Here's the second and last highlight review of meetings from the IETF 66th meeting in Montréal, along with a photo of a church in the "Vieux Montréal" section (click to enlarge). Today's entry covers Wednesday and Thursdsay.
DKIM — Domain Keys Identified Mail
I gave a very brief view of Tuesday's DKIM session already, but here's the executive summary we presented at the Secutiry Area general meeting. Jabber logs are here for Tuesday and Wednesday.
The working group chairs had asked for help from the DNS directorate about whether DKIM needs to define a new DNS RR or it's ok to use thecurrent approach of a TXT record for distributing the public key. The feedback is that although there's some unhappiness with the TXT approach, in this case it appears to work. So the approach for the base specification will be to include the TXT record definition and not to define a new RR for public keys.
The base spec is in working-group last call, ending on 21 July. Almost all issues are closed or should be closed in a draft-ietf-dkim-base-04 document to be posted this week. The main issue remaining is whether ornot the "relaxed" body canonicalization should remain in thebase document; we don't yet have rough consensus on this. We plan to try to sort that out on the mailing list.
We started discussion of Sender Signing Policy/Practice, which is intended to allow signers to announce their DKIM-related practices. A couple of drafts exist that outline proposals. Discussion here is just at the very start and there were some requests that we try to establish concrete requirements before going futher.
We now have a draft of the DKIM Overview document, intended to be informational, which is also up for discussion.
Paul Hoffman announced the formation of an industry group called the Domain Assurance Council (DAC), which will rely on DKIM for its work.
Atompub
The atompub work is essentially done, and this meeting was quite routine. It started with an overview of the group's work, and a brief explanation of the atom protocol, extensions, and status.
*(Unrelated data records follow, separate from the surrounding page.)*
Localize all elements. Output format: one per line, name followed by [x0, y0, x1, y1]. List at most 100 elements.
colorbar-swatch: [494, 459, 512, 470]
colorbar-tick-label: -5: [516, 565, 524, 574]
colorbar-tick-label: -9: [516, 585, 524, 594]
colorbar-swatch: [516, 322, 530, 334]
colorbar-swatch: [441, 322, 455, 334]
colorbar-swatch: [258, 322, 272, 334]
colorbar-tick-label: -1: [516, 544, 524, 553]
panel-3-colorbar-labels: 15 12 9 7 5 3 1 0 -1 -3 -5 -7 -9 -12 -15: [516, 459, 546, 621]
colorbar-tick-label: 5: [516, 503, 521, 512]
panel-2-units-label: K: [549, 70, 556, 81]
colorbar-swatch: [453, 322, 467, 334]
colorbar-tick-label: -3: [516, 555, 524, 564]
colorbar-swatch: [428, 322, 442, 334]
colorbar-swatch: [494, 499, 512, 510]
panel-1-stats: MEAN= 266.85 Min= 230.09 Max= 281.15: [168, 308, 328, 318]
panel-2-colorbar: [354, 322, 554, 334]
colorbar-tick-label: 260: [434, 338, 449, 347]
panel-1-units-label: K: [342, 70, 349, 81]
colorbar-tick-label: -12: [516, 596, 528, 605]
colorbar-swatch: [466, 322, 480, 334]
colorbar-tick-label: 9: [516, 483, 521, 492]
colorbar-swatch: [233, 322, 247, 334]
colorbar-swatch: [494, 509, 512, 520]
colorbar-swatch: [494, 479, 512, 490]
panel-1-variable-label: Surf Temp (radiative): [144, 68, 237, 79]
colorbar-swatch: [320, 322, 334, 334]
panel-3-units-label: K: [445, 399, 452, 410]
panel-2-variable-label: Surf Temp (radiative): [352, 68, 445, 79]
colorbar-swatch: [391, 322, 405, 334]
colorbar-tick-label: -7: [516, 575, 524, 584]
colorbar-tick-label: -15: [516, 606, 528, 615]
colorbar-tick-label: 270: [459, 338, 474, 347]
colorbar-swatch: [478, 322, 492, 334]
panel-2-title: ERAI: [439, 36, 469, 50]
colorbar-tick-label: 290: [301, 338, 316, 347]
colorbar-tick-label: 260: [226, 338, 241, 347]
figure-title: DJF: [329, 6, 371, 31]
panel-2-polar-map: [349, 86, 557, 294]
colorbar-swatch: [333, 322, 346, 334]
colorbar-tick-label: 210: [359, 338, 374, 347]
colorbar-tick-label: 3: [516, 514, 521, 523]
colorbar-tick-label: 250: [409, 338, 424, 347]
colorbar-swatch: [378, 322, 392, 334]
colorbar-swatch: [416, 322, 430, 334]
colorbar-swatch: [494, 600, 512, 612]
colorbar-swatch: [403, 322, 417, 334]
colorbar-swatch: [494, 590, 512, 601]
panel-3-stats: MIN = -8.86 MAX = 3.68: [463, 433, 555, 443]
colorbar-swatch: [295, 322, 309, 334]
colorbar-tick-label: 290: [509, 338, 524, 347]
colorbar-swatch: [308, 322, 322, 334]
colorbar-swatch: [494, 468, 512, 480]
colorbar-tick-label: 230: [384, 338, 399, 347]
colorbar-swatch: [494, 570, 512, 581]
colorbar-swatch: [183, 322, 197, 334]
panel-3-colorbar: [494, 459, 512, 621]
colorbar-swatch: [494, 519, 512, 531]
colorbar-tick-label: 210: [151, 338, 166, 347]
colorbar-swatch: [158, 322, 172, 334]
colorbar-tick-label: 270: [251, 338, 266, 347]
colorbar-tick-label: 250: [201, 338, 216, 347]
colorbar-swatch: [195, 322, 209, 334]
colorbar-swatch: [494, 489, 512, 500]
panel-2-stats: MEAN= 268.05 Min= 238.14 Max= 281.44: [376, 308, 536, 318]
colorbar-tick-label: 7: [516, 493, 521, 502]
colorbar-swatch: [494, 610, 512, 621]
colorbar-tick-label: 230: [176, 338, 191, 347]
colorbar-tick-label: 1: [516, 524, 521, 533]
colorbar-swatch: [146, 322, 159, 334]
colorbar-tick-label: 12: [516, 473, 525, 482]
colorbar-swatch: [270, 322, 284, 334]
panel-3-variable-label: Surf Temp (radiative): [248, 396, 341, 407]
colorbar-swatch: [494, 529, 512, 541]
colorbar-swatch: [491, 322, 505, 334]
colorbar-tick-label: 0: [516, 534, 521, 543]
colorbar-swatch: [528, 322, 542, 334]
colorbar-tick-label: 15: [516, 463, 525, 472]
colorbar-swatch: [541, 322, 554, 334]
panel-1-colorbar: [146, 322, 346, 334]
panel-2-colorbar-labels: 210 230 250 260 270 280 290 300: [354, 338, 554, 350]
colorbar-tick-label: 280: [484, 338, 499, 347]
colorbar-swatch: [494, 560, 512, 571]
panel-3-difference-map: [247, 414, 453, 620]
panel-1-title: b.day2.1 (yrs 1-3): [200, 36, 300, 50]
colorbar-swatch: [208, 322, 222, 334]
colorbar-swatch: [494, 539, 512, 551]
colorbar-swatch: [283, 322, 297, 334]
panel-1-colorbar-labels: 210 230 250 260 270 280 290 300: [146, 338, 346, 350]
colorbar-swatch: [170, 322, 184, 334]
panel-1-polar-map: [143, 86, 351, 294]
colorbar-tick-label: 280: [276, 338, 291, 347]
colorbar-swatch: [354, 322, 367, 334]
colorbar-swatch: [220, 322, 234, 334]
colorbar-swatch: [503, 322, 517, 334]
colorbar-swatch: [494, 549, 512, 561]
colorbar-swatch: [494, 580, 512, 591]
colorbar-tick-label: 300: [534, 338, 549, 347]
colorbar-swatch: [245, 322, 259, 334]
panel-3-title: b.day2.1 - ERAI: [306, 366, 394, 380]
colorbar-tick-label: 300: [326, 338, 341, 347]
There was discussion of how atom can be used in other work, with a presentation of use of atom over XMPP. You can see the jabber log, but there's not much there.
DMSP — Distributed Multimodal Synchronization Protocol
At IETF 65 in Dallas, we had a presentation at the Applications Area general session about DMSP; this time, there was a BOF session for the group (jabber log). The goal is to standardize a protocol (for which a version already exists) to allow applications to synchronize DOM objects.
The presenters demonstrated a use model wherein a mobile phone browser is used in conjunction with a voice server, allowing mixed interaction with the application, both through normal browser actions and through voice. There was discussion about what they're trying to standardize, why Widget Description Exchange Service (WIDEX) isn't adequate for their needs, and whether there are enough IETF participants interested in doing this to form a working group. In the end, no one in the room except the presenters were willing to commit to working on it. The question will be taken back to the mailing list, but it currently looks like they might best try submitting it as an individual submission, rather than going through a working group.
Operations and Administration Plenary
The O&A Plenary is where the IETF Chair says things, and the host company says things, and the various sub-organizations say things, and there isn't really much to be said about all that. We then have an open-mic period. In this case, before the open-mic time we had a presentation by the IETF Chair, with subsequent discussion, about whether we should work on changing the IETF standards process.
The IETF current uses a three-stage standards process: documents are submitted as Internet drafts, and the fist stage of the standards track is when an Internet draft gets an RFC number and becomes a Proposed Standard. After a time, along with the demonstration of at least two independent interoperable implementations, the proposed standard can progress to Draft Standard (which should not be confused with Internet drafts). Finally, mature, widely deployed Draft Standards can progress to Standard (also called "Full Standard", to make it clear).
The reality is that there are a great many mature, widely deployed standards that remain forever at Proposed Standard. There's little incentive to expend the effort needed to move standards through the process, and some think the process should be changed. Brian presented three alternatives (with an implicit fourth of "do nothing"), and there was much discussion, but no resolution.
Technical Plenary
The technical plenary is the Internet Architecture Board's (IAB) time to talk to us. The IAB oversees the Internet Research Task Force (IRTF), and this meeting started with a report by the IRTF chair, followed by a more detailed presentation by the chair of the IRTF's Scalable Adaptive Multicast (SAM) reseach group. The IAB chair then gave us this year's IAB presentaion, and the IAB members took the stage for an open-mic panel discussion.
Discussion included some IETF process issues, including decision appeals, RFC editor functions, and the like. It also included, yet again, Internationalization issues. The discussion on the appeals process went on for a while — and gave us the interesting information that our appeals process exists because getting insurance required that we have one. Hm.
There was also a good bit of discussion about what Internet issues exist now, what's coming in the next few years, and what role the IETF can play. Discussion went not just to Internet protocols, but issues of net neutrality, eavesdropping, and other such things.
For the last item, there was a brief presentation and an open-mic discussion of the IETF process for independent submissions, where the IETF publishes, but does not take responsibility for, a document.